Por um longo momento, nenhum de nós se moveu. Com seu olhar fixo
no meu, percebi que fora um erro ter vindo, ter aparecido assim sem avisar.
Sabia que deveria dizer algo, qualquer coisa, mas nada me veio à mente. Só
conseguia olhar para ela.
As memórias voltaram como uma
avalanche, todas elas, e notei quão pouco ela mudara desde a última vez que nos
vimos. Como eu― ela vestia jeans e uma camiseta manchada de terra, e suas botas
de cowboy estavam desgastadas e arranhadas. De algum modo, aquele visual
campestre lhe dava um charme rústico. Seu cabelo estava mais comprido, mas ela
ainda tinha a pequena fenda entre os dentes da frente que eu sempre adorara.
― Savannah ― disse finalmente.
Só depois de falar, percebi que ela ficara tão enfeitiçada quanto
eu. De repente, ela abriu um sorriso largo e cheio de um prazer inocente.
― John ― ela gritou.
― É bom ver você de novo.
Ela balançou a cabeça, como tentando aclarar a mente, então
apertou os olhos novamente. Quando finalmente se convenceu que eu não era uma
miragem, partiu em minha direção e atravessou a porteira. Momentos depois,
senti os braços dela em volta de mim, seu corpo quente e acolhedor. Por u
segundo, era como se nada tivesse mudado entre nós. Quis que aquele abraço não
terminasse nunca. Mas quando ela se afastou, quebrou a ilusão e nos tornamos
estranhos outra vez. O rosto dela fazia a pergunta que eu tinha sido incapaz de
responder durante a longa viagem até ali.
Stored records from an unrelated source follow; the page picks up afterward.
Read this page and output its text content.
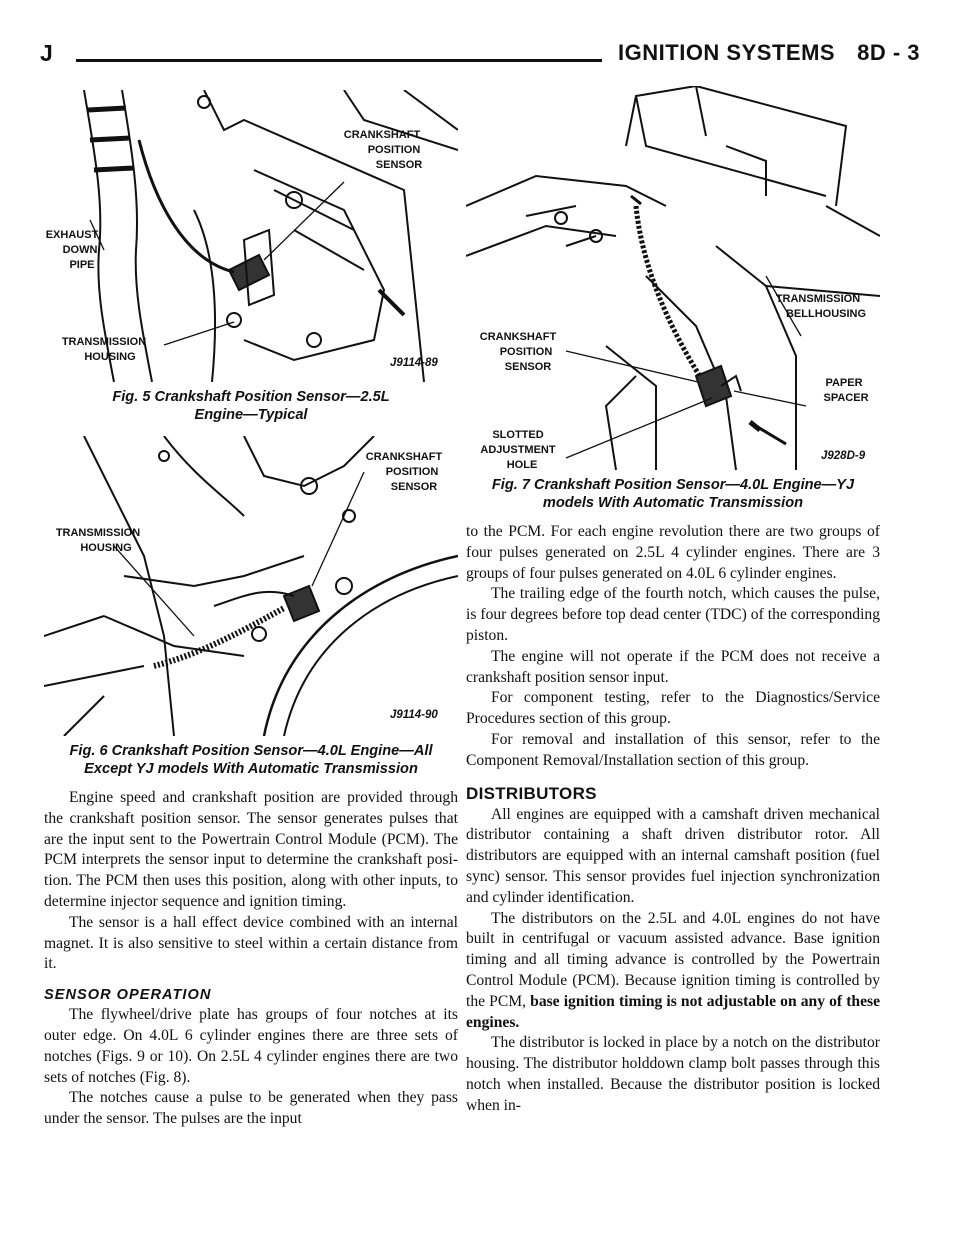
J	IGNITION SYSTEMS 8D - 3
CRANKSHAFT
POSITION
SENSOR
EXHAUST
DOWN
PIPE
TRANSMISSION
HOUSING	J9114-89
Fig. 5 Crankshaft Position Sensor—2.5L
Engine—Typical
CRANKSHAFT
POSITION
SENSOR
TRANSMISSION
HOUSING
J9114-90
Fig. 6 Crankshaft Position Sensor—4.0L Engine—All
Except YJ models With Automatic Transmission

Engine speed and crankshaft position are provided through the crankshaft position sensor. The sensor generates pulses that are the input sent to the Powertrain Control Module (PCM). The PCM interprets the sensor input to determine the crankshaft position. The PCM then uses this position, along with other inputs, to determine injector sequence and ignition timing.

The sensor is a hall effect device combined with an internal magnet. It is also sensitive to steel within a certain distance from it.

SENSOR OPERATION

The flywheel/drive plate has groups of four notches at its outer edge. On 4.0L 6 cylinder engines there are three sets of notches (Figs. 9 or 10). On 2.5L 4 cylinder engines there are two sets of notches (Fig. 8).

The notches cause a pulse to be generated when they pass under the sensor. The pulses are the input

TRANSMISSION
BELLHOUSING
CRANKSHAFT
POSITION
SENSOR
PAPER
SPACER
SLOTTED
ADJUSTMENT
HOLE
J928D-9
Fig. 7 Crankshaft Position Sensor—4.0L Engine—YJ
models With Automatic Transmission

to the PCM. For each engine revolution there are two groups of four pulses generated on 2.5L 4 cylinder engines. There are 3 groups of four pulses generated on 4.0L 6 cylinder engines.

The trailing edge of the fourth notch, which causes the pulse, is four degrees before top dead center (TDC) of the corresponding piston.

The engine will not operate if the PCM does not receive a crankshaft position sensor input.

For component testing, refer to the Diagnostics/Service Procedures section of this group.

For removal and installation of this sensor, refer to the Component Removal/Installation section of this group.

DISTRIBUTORS

All engines are equipped with a camshaft driven mechanical distributor containing a shaft driven distributor rotor. All distributors are equipped with an internal camshaft position (fuel sync) sensor. This sensor provides fuel injection synchronization and cylinder identification.

The distributors on the 2.5L and 4.0L engines do not have built in centrifugal or vacuum assisted advance. Base ignition timing and all timing advance is controlled by the Powertrain Control Module (PCM). Because ignition timing is controlled by the PCM, base ignition timing is not adjustable on any of these engines.

The distributor is locked in place by a notch on the distributor housing. The distributor holddown clamp bolt passes through this notch when installed. Because the distributor position is locked when in-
― O que você esta fazendo aqui?
Desviei o olhar.
― Não sei ― disse. ― Só precisava vir.
Embora ela não tenha perguntado mais nada, havia uma mistura de
curiosidade e hesitação em sua expressão, como se ela não tivesse certeza de
que queria uma explicação. Dei um pequeno passo para trás, abrindo espaço para
ela. Identifiquei os contornos sombrios dos cavalos na escuridão e senti que os
acontecimentos dos últimos dias aos poucos voltavam para mim.
― Meu pai morreu, ― sussurrei, as palavras surgiram do nada. ― Acabo
de vir do funeral.
Ela ficou quieta. Sua expressão adquiriu a compaixão espontânea
que tanto me atraiu no passado.
― Oh, John... Sinto muito, ― murmurou.
Ela se aproximou novamente, e desta vez havia urgência em seu
abraço. Quando se afastou, metade do seu rosto ficou na sombra.
― Como aconteceu? ― ela perguntou, ainda segurando a minha mão.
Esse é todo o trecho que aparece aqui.